3.5 Construction of a TMB-related immune genes risk model for UCEC patients
Through the intersection of immune-related genes and differential genes, 108 differential TMB-related immune genes (DTIGs) were obtained (Figure 6a). Next, we performed multivariate Cox regression analysis on these DTIGs and acquired 4 risk-related DTIGs (EDN3, FGF19, IL13RA2, TRAV21) and their coefficients, which participated in the construction of the risk model (Table 2). The risk score in the model was calculated as ∑coefficients * expression values. Here, we defined this risk score as the “TMB Risk Index” (TMBRI). The median TMBRI was 1.1734604, which was regarded as a cut-off value, and patients were divided into the high-risk group (n=261) and low-risk group (n=262). Kaplan–Meier (KM) survival analysis showed that there was a significant difference in OS between the two groups, and OS in the high-risk group was even worse (Figure 6b). The 5-year survival rate of patients in the high-risk group was nearly 20% lower than that in the low-risk group (Table 3).
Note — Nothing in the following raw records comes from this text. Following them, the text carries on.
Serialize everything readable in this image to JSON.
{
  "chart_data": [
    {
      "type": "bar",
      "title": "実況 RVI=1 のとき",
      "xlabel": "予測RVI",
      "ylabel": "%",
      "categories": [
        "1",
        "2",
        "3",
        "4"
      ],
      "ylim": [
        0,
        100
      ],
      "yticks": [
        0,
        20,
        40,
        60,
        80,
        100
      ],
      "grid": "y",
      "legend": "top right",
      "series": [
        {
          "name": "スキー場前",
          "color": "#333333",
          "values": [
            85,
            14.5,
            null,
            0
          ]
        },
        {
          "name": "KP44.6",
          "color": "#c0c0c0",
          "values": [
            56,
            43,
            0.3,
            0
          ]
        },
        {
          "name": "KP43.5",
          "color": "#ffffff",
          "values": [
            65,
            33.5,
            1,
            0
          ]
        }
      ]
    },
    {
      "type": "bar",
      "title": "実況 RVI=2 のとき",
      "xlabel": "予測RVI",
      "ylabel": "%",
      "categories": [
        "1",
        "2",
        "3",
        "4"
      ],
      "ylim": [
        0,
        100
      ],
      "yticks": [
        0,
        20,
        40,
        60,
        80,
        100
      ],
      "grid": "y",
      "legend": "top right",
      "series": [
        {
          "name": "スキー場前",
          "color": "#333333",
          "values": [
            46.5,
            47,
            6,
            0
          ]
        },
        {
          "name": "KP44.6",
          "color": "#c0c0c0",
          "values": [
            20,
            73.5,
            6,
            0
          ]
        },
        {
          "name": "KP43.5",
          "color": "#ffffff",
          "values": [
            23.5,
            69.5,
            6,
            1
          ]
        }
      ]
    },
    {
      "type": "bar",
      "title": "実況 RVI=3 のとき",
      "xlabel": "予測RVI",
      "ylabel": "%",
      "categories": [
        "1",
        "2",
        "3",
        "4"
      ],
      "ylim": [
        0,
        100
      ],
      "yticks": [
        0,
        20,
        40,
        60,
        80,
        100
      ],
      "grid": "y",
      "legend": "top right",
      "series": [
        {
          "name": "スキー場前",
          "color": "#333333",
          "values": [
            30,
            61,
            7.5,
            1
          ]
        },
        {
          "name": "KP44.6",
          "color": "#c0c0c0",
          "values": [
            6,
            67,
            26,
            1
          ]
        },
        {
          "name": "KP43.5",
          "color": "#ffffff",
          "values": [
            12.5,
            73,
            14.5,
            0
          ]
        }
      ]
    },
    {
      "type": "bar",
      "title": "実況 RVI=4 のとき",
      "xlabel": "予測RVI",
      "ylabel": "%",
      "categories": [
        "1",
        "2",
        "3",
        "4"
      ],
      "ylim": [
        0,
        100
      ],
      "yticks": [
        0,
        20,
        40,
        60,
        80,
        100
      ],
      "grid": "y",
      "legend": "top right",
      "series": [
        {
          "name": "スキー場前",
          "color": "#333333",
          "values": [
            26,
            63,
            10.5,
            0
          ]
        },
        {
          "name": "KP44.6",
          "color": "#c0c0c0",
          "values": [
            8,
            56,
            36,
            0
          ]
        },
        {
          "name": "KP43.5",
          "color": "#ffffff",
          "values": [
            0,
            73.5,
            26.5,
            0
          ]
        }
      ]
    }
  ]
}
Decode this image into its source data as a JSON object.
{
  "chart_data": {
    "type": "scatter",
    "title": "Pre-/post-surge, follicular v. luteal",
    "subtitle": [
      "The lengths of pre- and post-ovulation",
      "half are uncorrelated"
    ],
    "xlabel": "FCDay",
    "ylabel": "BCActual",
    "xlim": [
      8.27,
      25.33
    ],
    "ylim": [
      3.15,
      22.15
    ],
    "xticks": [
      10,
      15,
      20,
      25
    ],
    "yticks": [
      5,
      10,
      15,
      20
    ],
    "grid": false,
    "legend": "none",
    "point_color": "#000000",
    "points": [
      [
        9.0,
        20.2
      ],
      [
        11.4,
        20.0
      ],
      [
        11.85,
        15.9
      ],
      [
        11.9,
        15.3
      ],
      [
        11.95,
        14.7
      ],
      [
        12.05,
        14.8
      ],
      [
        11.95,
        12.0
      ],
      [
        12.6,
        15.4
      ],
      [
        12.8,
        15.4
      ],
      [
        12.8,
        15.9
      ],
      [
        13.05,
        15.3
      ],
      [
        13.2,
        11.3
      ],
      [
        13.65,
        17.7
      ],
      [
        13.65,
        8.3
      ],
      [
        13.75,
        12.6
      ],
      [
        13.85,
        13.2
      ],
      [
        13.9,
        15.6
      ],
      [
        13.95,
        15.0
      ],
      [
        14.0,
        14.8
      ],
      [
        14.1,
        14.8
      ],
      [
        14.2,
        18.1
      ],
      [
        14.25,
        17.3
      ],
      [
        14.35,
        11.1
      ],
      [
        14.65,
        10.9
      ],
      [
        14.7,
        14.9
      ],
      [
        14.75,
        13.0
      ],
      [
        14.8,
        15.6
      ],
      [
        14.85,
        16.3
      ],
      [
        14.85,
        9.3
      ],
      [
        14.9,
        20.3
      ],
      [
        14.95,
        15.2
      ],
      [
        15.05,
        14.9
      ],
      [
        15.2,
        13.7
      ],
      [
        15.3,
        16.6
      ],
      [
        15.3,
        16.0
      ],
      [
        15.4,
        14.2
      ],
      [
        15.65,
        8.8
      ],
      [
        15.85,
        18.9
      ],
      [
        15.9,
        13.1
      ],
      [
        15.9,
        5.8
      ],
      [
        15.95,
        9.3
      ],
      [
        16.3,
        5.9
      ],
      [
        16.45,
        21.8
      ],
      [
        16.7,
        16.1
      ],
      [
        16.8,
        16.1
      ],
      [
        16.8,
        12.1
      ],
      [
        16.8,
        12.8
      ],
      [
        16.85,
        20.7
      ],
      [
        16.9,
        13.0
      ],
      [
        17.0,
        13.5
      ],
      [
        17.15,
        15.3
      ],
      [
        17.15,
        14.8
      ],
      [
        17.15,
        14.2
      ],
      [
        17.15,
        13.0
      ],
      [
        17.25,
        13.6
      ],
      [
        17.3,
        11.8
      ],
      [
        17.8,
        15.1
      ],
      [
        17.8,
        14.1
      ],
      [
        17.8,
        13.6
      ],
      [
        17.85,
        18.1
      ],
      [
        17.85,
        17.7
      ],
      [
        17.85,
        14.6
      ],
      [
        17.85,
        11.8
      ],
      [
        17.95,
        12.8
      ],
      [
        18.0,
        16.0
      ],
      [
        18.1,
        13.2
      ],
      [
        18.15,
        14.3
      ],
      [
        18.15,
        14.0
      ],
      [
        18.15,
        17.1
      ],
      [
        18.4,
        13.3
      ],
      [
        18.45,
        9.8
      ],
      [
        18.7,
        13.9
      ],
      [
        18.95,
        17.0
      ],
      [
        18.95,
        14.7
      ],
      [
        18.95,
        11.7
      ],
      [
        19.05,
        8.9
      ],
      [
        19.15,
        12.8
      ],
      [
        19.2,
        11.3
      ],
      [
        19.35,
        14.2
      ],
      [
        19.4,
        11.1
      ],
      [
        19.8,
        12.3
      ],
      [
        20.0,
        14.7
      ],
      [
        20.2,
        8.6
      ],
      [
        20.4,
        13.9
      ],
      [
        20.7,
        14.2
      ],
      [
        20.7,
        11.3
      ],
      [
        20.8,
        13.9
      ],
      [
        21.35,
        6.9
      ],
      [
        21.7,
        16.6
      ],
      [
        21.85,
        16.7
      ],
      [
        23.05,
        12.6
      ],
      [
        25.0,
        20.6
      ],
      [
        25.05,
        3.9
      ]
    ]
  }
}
Furthermore, ROC analysis was performed to verify the reliability of this risk model. The area under the curve (AUC) of the ROC curve was 0.670, indicating that the TMBRI risk model had certain applicability in predicting the prognosis of patients with UECE (Figure 6c). Besides, we further evaluated the potential relationship between the mutants of these DTIGs in the risk model and immune infiltration in the microenvironment. Using the SCNA module of the TIMER database, the relationship between END3 or FGF19 or IL13RA2 mutants, and the infiltration of 6 immune cells were exhibited by the box plot (Figure 6d-f).